22. We are satisfied that the judgment of the Court below on this part of the case is erroneous and that the defendant Ganeshi Lal had no answer to the claim for contribution on any of the grounds just referred to. The case was correctly put by the Subordinate Judge who decided the declaratory suit (No. III of 1921) between the present parties. Ganeshi Lal had no right to claim any equity based upon the contract entered in to between Sher Singh and Bijai Indar on the 19th May 1914.

23. Next as regards the question of res judicata. Here again we must differ from the judgment of the lower Court. The decision in the declaratory suit we have just mentioned (No. III of 1921) is a bar to the defence raised in this suit by Ganeshi Lal. In that suit, Ganeshi Lal as plaintiff asked for a declaration of his right to throw the entire mortgage debt upon M. Kheria Gurdeo and to hold M. Mirpur free of all claim under Mangal Sen's mortgage which could be satisfied by the sale of Kheria Gurdeo. The Subordinate Judge held that he had no such right and that all he was entitled to was a claim to contribution in case he satisfied the mortgage decree. That settled matters between Ganeshi Lal and the present plaintiffs and the question could not be agitated again in the present suit.

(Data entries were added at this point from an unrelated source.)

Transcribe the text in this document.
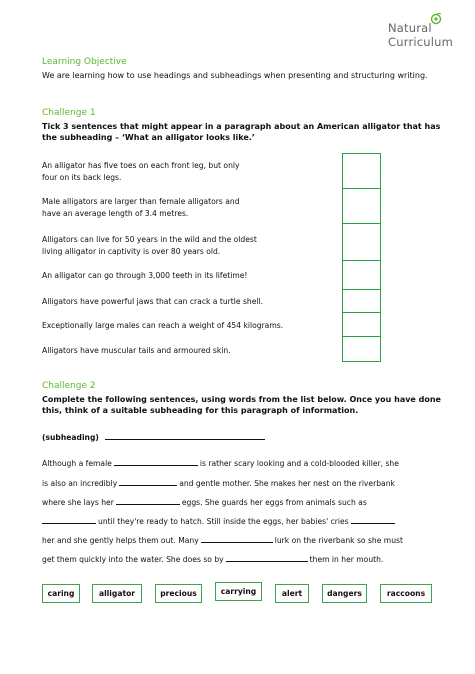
Natural
Curriculum
Learning Objective
We are learning how to use headings and subheadings when presenting and structuring writing.
Challenge 1
Tick 3 sentences that might appear in a paragraph about an American alligator that has the subheading – ‘What an alligator looks like.’
An alligator has five toes on each front leg, but only
four on its back legs.
Male alligators are larger than female alligators and
have an average length of 3.4 metres.
Alligators can live for 50 years in the wild and the oldest
living alligator in captivity is over 80 years old.
An alligator can go through 3,000 teeth in its lifetime!
Alligators have powerful jaws that can crack a turtle shell.
Exceptionally large males can reach a weight of 454 kilograms.
Alligators have muscular tails and armoured skin.
Challenge 2
Complete the following sentences, using words from the list below. Once you have done this, think of a suitable subheading for this paragraph of information.
(subheading)
Although a female	is rather scary looking and a cold-blooded killer, she
is also an incredibly	and gentle mother. She makes her nest on the riverbank
where she lays her	eggs. She guards her eggs from animals such as
until they're ready to hatch. Still inside the eggs, her babies' cries
her and she gently helps them out. Many	lurk on the riverbank so she must
get them quickly into the water. She does so by	them in her mouth.
caring	alligator	precious	carrying	alert	dangers	raccoons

24. There remains only the finding of the Court below to the effect that when Bhola Nath purchased Kheria Gurdeo at auction on the 21st May 1914 he purchased benami for Sher Singh and that the sale purporting to have been made by Bhola Nath in favour of Sher Singh on the 16th April 1915 gave no new title to Sher Singh. In view of our decision on the other questions recorded above it is not necessary for us to give our opinion on this matter. We have dealt with the case as if Sher Singh's only title to this property arose out of the sale deed obtained by him on the 19th May 1914 as alleged by the defendant.

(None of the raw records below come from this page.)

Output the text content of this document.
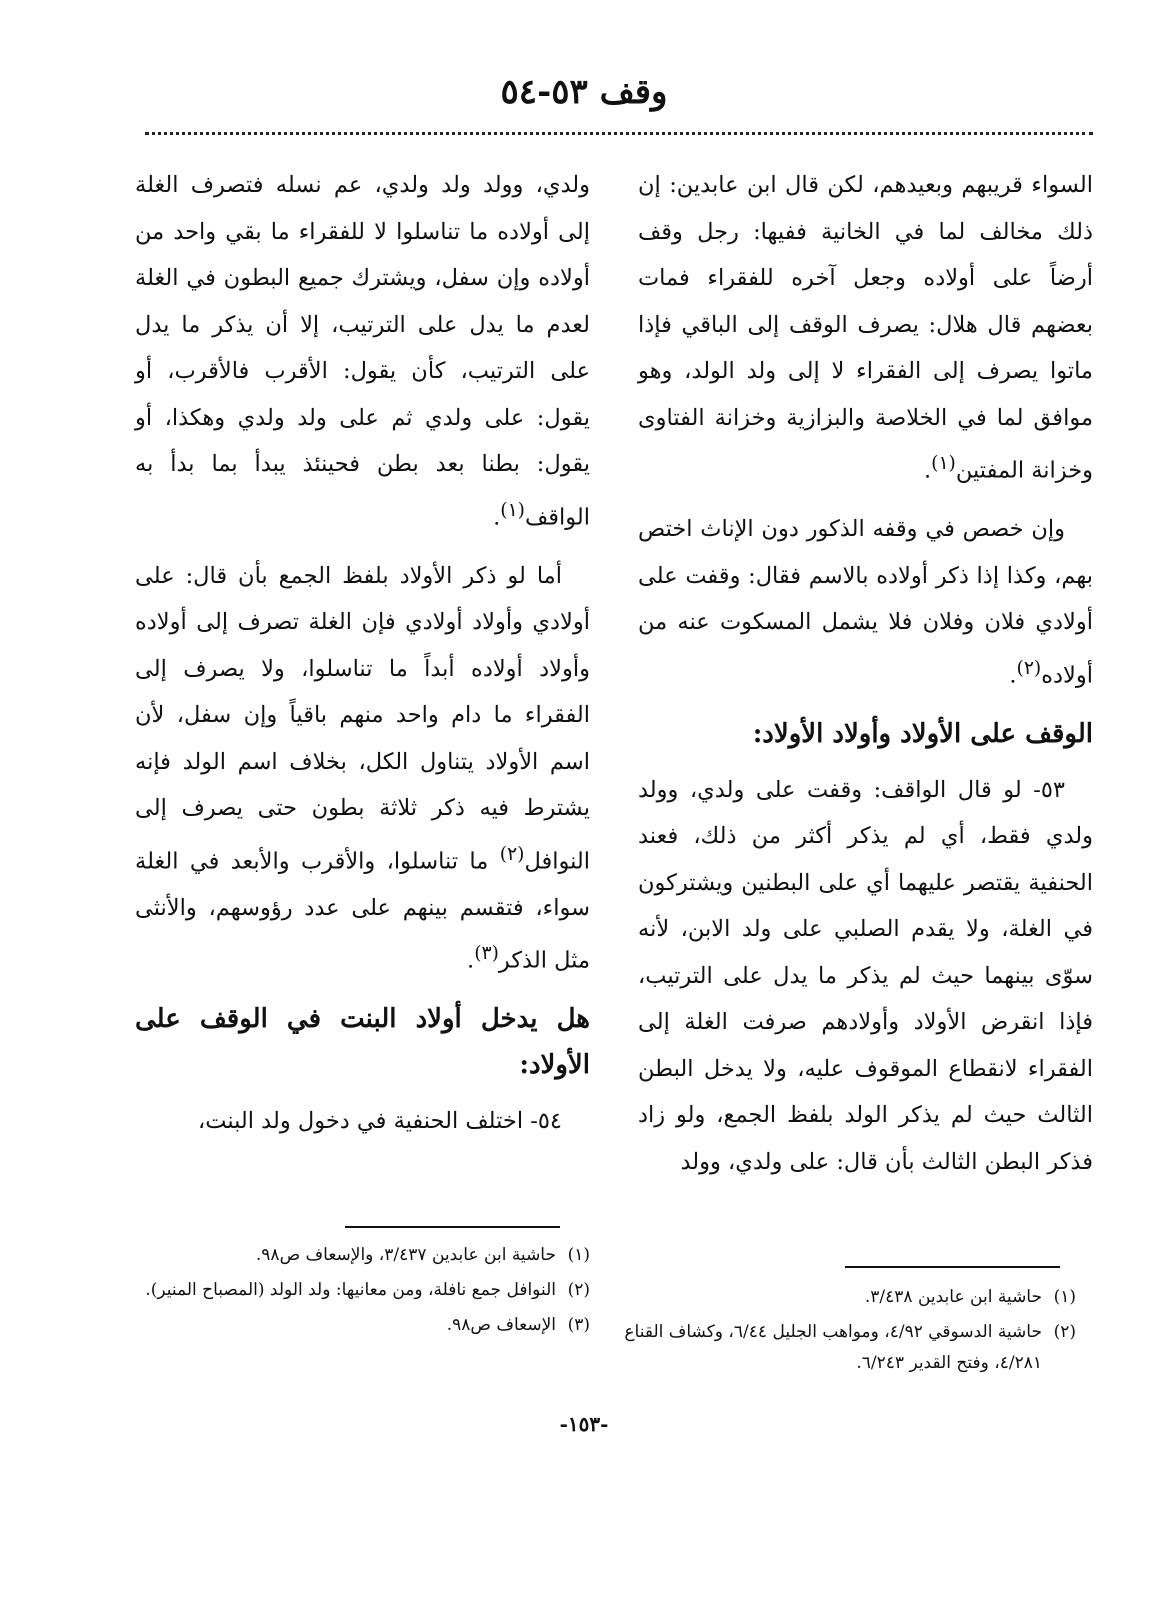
وقف ٥٣-٥٤

السواء قريبهم وبعيدهم، لكن قال ابن عابدين: إن ذلك مخالف لما في الخانية ففيها: رجل وقف أرضاً على أولاده وجعل آخره للفقراء فمات بعضهم قال هلال: يصرف الوقف إلى الباقي فإذا ماتوا يصرف إلى الفقراء لا إلى ولد الولد، وهو موافق لما في الخلاصة والبزازية وخزانة الفتاوى وخزانة المفتين$^{(١)}$.

وإن خصص في وقفه الذكور دون الإناث اختص بهم، وكذا إذا ذكر أولاده بالاسم فقال: وقفت على أولادي فلان وفلان فلا يشمل المسكوت عنه من أولاده$^{(٢)}$.

الوقف على الأولاد وأولاد الأولاد:

٥٣- لو قال الواقف: وقفت على ولدي، وولد ولدي فقط، أي لم يذكر أكثر من ذلك، فعند الحنفية يقتصر عليهما أي على البطنين ويشتركون في الغلة، ولا يقدم الصلبي على ولد الابن، لأنه سوّى بينهما حيث لم يذكر ما يدل على الترتيب، فإذا انقرض الأولاد وأولادهم صرفت الغلة إلى الفقراء لانقطاع الموقوف عليه، ولا يدخل البطن الثالث حيث لم يذكر الولد بلفظ الجمع، ولو زاد فذكر البطن الثالث بأن قال: على ولدي، وولد

ولدي، وولد ولد ولدي، عم نسله فتصرف الغلة إلى أولاده ما تناسلوا لا للفقراء ما بقي واحد من أولاده وإن سفل، ويشترك جميع البطون في الغلة لعدم ما يدل على الترتيب، إلا أن يذكر ما يدل على الترتيب، كأن يقول: الأقرب فالأقرب، أو يقول: على ولدي ثم على ولد ولدي وهكذا، أو يقول: بطنا بعد بطن فحينئذ يبدأ بما بدأ به الواقف$^{(١)}$.

أما لو ذكر الأولاد بلفظ الجمع بأن قال: على أولادي وأولاد أولادي فإن الغلة تصرف إلى أولاده وأولاد أولاده أبداً ما تناسلوا، ولا يصرف إلى الفقراء ما دام واحد منهم باقياً وإن سفل، لأن اسم الأولاد يتناول الكل، بخلاف اسم الولد فإنه يشترط فيه ذكر ثلاثة بطون حتى يصرف إلى النوافل$^{(٢)}$ ما تناسلوا، والأقرب والأبعد في الغلة سواء، فتقسم بينهم على عدد رؤوسهم، والأنثى مثل الذكر$^{(٣)}$.

هل يدخل أولاد البنت في الوقف على الأولاد:

٥٤- اختلف الحنفية في دخول ولد البنت،

(١)حاشية ابن عابدين ٣/٤٣٨.
(٢)حاشية الدسوقي ٤/٩٢، ومواهب الجليل ٦/٤٤، وكشاف القناع ٤/٢٨١، وفتح القدير ٦/٢٤٣.
(١)حاشية ابن عابدين ٣/٤٣٧، والإسعاف ص٩٨.
(٢)النوافل جمع نافلة، ومن معانيها: ولد الولد (المصباح المنير).
(٣)الإسعاف ص٩٨.
-١٥٣-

25. We think it proper, however, to observe that were we called upon to decide this question we should not be able to accept the finding of the Court below. (The judgment then discussed the evidence and held that Bholanath was not a benamidar for Sher Singh and proceeded.) For these reasons we are of opinion that the right of the plaintiffs to claim contribution is established and that their appeal must prevail.

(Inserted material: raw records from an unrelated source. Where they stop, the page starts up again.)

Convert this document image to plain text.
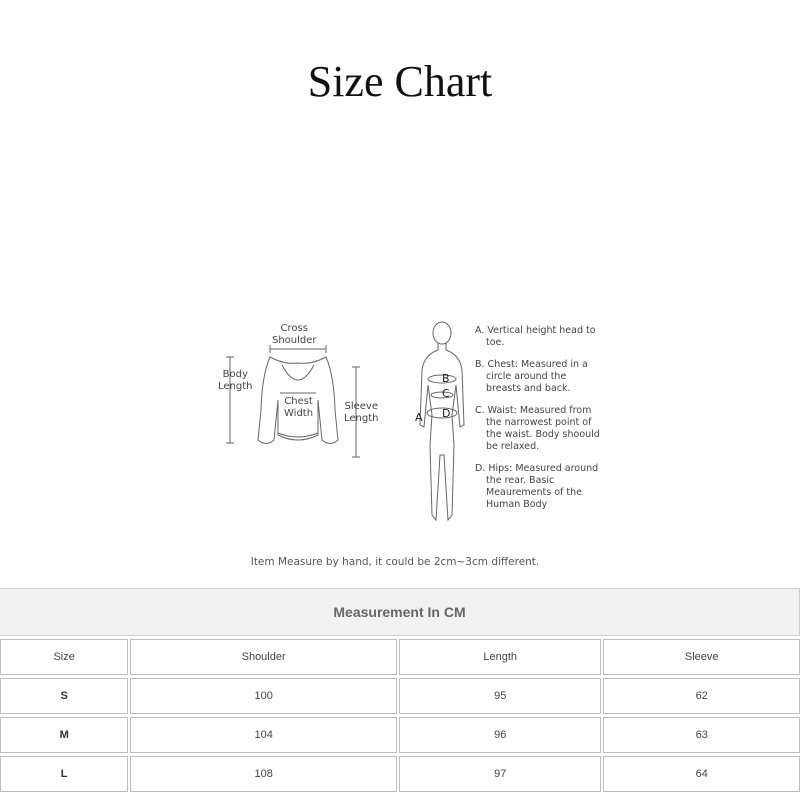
Size Chart
Cross
Shoulder
Body
Length
Chest
Width
Sleeve
Length	A
B
C
D
A. Vertical height head to toe.
B. Chest: Measured in a circle around the breasts and back.
C. Waist: Measured from the narrowest point of the waist. Body shoould be relaxed.
D. Hips: Measured around the rear. Basic Meaurements of the Human Body
Item Measure by hand, it could be 2cm~3cm different.
Measurement In CM
Size	Shoulder	Length	Sleeve
S	100	95	62
M	104	96	63
L	108	97	64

26. The only question left to be determined is the amount to which the plaintiffs are entitled by way of contribution. To enable us to decide this question it is necessary to remit an issue to the Court below as follows:

Having regard to the respective values of the properties in Mouza Kheria Gurdeo and Mouza Mirpur on the 8th November 1906, when the mortgage to Mangal Sen was made, to what sum are the plaintiffs entitled by way of contribution in respect of the payment of Rs. 81,939 made by Sher Singh on the 19th September 1921.

27. The parties will produce any evidence they think proper before the Subordinate Judge, who will return his finding within two months from the receipt of this order, and on receipt of the findings ten days will be allowed for filing objections.